In 2017one day after Donald Trump was sworn in as president of the United States, more than a million people in Washington DC y other cities in the country and around the world responded to a protest called the “Women’s March” and took to the streets, in an unprecedented day of global coordinated opposition to an elected leaderto show their rejection and resistance to the Republican.
This Saturday, two days before Trump is sworn in again, protests have returned to the US capital and other parts of the country, with nearly 350 events called. They did it this time renamed “People’s March”” and with much smaller participation numbersalthough with no less energy among the protesters nor fewer signs of alertness and denunciation. In fact, many feel that This time there is more at stake.
Fatigue and uncertainty
There are different factors that explain the change. In 2016 Trump won the White House by surprise thanks to his victory in the electoral college but having achieved almost three million fewer ballots than his rival then, Hillary Clinton. In the last presidential elections, after losing in 2020 to Joe Biden, the Republican he beat Kamala Harris both in the electoral college as in the popular vote, with 2.3 million more votes than the Democrat.
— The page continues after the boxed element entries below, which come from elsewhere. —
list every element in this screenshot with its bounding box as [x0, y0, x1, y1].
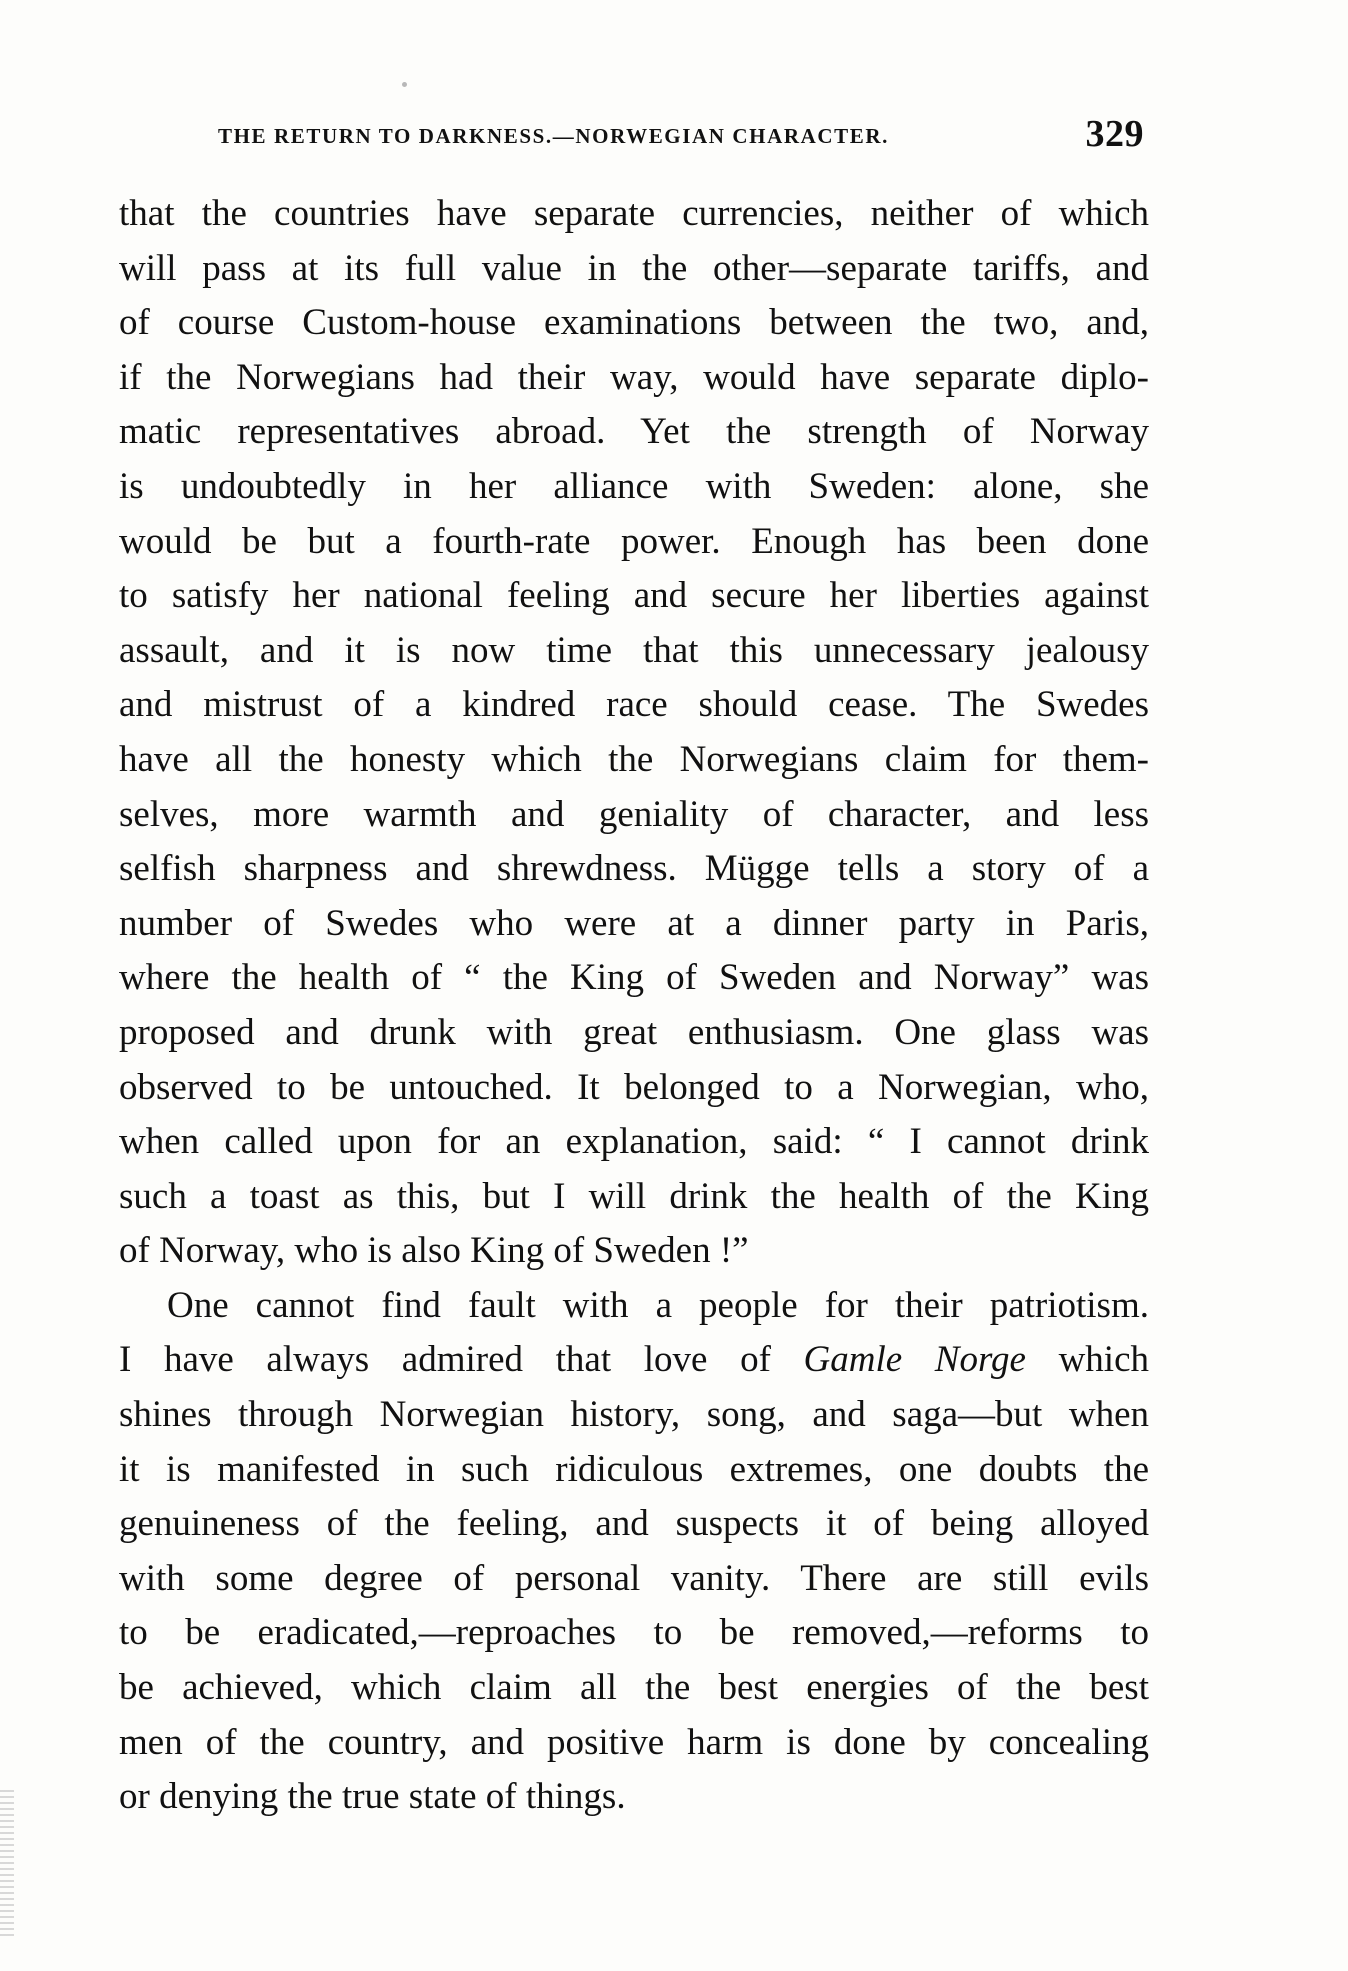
text-line: and mistrust of a kindred race should cease. The Swedes: [119, 684, 1149, 726]
paragraph-2: [119, 1279, 1149, 1825]
text-line: One cannot find fault with a people for their patriotism.: [167, 1284, 1149, 1326]
text-line: matic representatives abroad. Yet the strength of Norway: [119, 411, 1149, 453]
text-line: men of the country, and positive harm is done by concealing: [119, 1721, 1149, 1763]
text-line: of course Custom-house examinations between the two, and,: [119, 302, 1149, 344]
text-line: to satisfy her national feeling and secure her liberties against: [119, 575, 1149, 617]
text-line: to be eradicated,—reproaches to be removed,—reforms to: [119, 1612, 1149, 1654]
text-line: of Norway, who is also King of Sweden !”: [119, 1230, 749, 1272]
text-span: I have always admired that love of: [119, 1339, 804, 1381]
text-line: genuineness of the feeling, and suspects it of being alloyed: [119, 1503, 1149, 1545]
text-line: such a toast as this, but I will drink the health of the King: [119, 1175, 1149, 1217]
text-line: or denying the true state of things.: [119, 1776, 626, 1818]
scan-speck: [402, 82, 407, 87]
text-line: observed to be untouched. It belonged to a Norwegian, who,: [119, 1066, 1149, 1108]
text-line-with-italic: [119, 1333, 1149, 1388]
scan-edge-shadow: [0, 1790, 14, 1940]
text-line: it is manifested in such ridiculous extremes, one doubts the: [119, 1448, 1149, 1490]
page-number: 329: [1085, 113, 1144, 155]
body-text: [119, 187, 1149, 1825]
text-line: would be but a fourth-rate power. Enough has been done: [119, 520, 1149, 562]
text-line: that the countries have separate currencies, neither of which: [119, 193, 1149, 234]
text-line: if the Norwegians had their way, would have separate diplo-: [119, 356, 1149, 398]
italic-phrase: Gamle Norge: [803, 1339, 1026, 1381]
text-line: when called upon for an explanation, said: “ I cannot drink: [119, 1121, 1149, 1163]
text-line: proposed and drunk with great enthusiasm. One glass was: [119, 1011, 1149, 1053]
text-line: shines through Norwegian history, song, and saga—but when: [119, 1394, 1149, 1436]
text-line: selves, more warmth and geniality of character, and less: [119, 793, 1149, 835]
page-header: [218, 112, 1144, 158]
text-line: number of Swedes who were at a dinner party in Paris,: [119, 902, 1149, 944]
paragraph-1: [119, 187, 1149, 1279]
text-line: assault, and it is now time that this unnecessary jealousy: [119, 629, 1149, 671]
text-span: which: [1025, 1339, 1149, 1381]
text-line: with some degree of personal vanity. There are still evils: [119, 1557, 1149, 1599]
text-line: have all the honesty which the Norwegians claim for them-: [119, 738, 1149, 780]
running-title: THE RETURN TO DARKNESS.—NORWEGIAN CHARACTER.: [218, 124, 889, 148]
text-line: where the health of “ the King of Sweden and Norway” was: [119, 957, 1149, 999]
text-line: will pass at its full value in the other—separate tariffs, and: [119, 247, 1149, 289]
text-line: is undoubtedly in her alliance with Sweden: alone, she: [119, 465, 1149, 507]
text-line: selfish sharpness and shrewdness. Mügge tells a story of a: [119, 848, 1149, 890]
text-line: be achieved, which claim all the best energies of the best: [119, 1667, 1149, 1709]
Fatigue is palpable among progressives in the US after a intense election year that has ended with a disappointing result for them, where a majority has determined the return of a politician who refused to accept the results of 2020 and has faced four criminal cases (and is convicted of one). There is certain pessimism. And among many the uncertainty about how to cope effectively to a presidency that is guaranteed to be much more organized than the first.
Trump comes with the experience won, surrounded by loyalists and no challenges from Republican Party factions that he faced in his first mandate, now practically disappeared in a formation subject to his dominance. It also has the Republican control of both houses of Congress and with the conservative supermajority of the Supreme Courtestablished thanks to her appointment in the first term of judges Neil Gorsuch, Brett Kavanaugh and Amy Coney Barrett and which has given her victories ranging from the repeal of the constitutional protection of the right to abortion to the unprecedented expansion of presidential immunity .
Energy
The organizers and participants of this Saturday’s demonstrations, however, have been at pains to emphasize that the movement to confront Trump can be seen more dull but it has not disappeared.
Melody Hamoud, a resident of the capital, who was already at the 2017 protest in Washington, returned to this Saturday with the same pink hat that she wore then and that became one of the icons of those demonstrations. “I didn’t want to “stay at home and eat my head in front of the television,” he told the Associated Press. “I wanted to feel that our movement still has energy and be with others who feel the same.”
Jill Parrish was also in DC, who had bought her ticket a long time ago thinking about attending Harris’ inauguration and brought it forward to be at the demonstration, although she will return to Austin (Texas) before Trump is sworn in. “The most important thing is to demonstrate my fear about the state of our democracy“, the 55-year-old woman told the agency, who wanted to remember that almost half of the voters turned their backs on Trump.
Lillian Fenske, a thirty-year-old woman who had arrived from North Carolina after driving six hours, expressed, as Biden did in his farewell speech to the nation, with her banner: concern about the arrival of an oligarchy., one of the recurring themes in the protest “USA is not for sale” it read. And Lucia Smith, who was also in the 2017 march, had gone from New Jersey. “I wanted to be there for resist and do not comply in advance”, he told the BBC.
Multiple causes
In 2017, the Washington protest, despite its title, served as an umbrella to return the focus to many causes and on this occasion that diversity has been even more highlighted. The demonstration began with congregations in three different parts of the city, with each of them as a meeting point for groups focused on different issues, from palestinian cause to the reproductive rights, of the LGBT community oh go immigrantsthe fight against climate emergency or in favor of racial justice. Then they all came together in a march that ended with an event and speeches in front of the Lincoln memorial.
“We march for different causes but under the same umbrella to show that the resistance is strong and to expose that all the themes are in reality interconnected”, Tabitha St. Bernard-Jacobs, one of the organizers of the Women’s March, explained to NBC.
“Many people do not believe that a demonstration is going to solve the problem and they are right, as such it does not, but that does not mean that resistance is not going to exist,” Dana Fisher, professor of sociology at The Washington Post, reasoned in ‘The Washington Post’. the University of Maryland and author of a book titled “American Resistance: From the Women’s March to the Blue Wave,” the color associated with Democrats and a reference to the victory they achieved in the 2018 legislative elections. “The resistance will rise again, but it will have a very different image.”
For some protesters in Washington, this Saturday was also the last opportunity to take to the streets. without fear that the army would be used to quell their protests. It is a idea that Trump already considered in his first termand even asked his Secretary of Defense Mark Esper if members of the National Guard could shoot demonstrators in the legs in protests over the murder of George Floyd. “With this administration it is not out of the question,” Gary Devaan, who had arrived from Minneapolis, told AP and also overcame his fears that extremist groups like the Proud Boys would respond to this Saturday’s march with violence.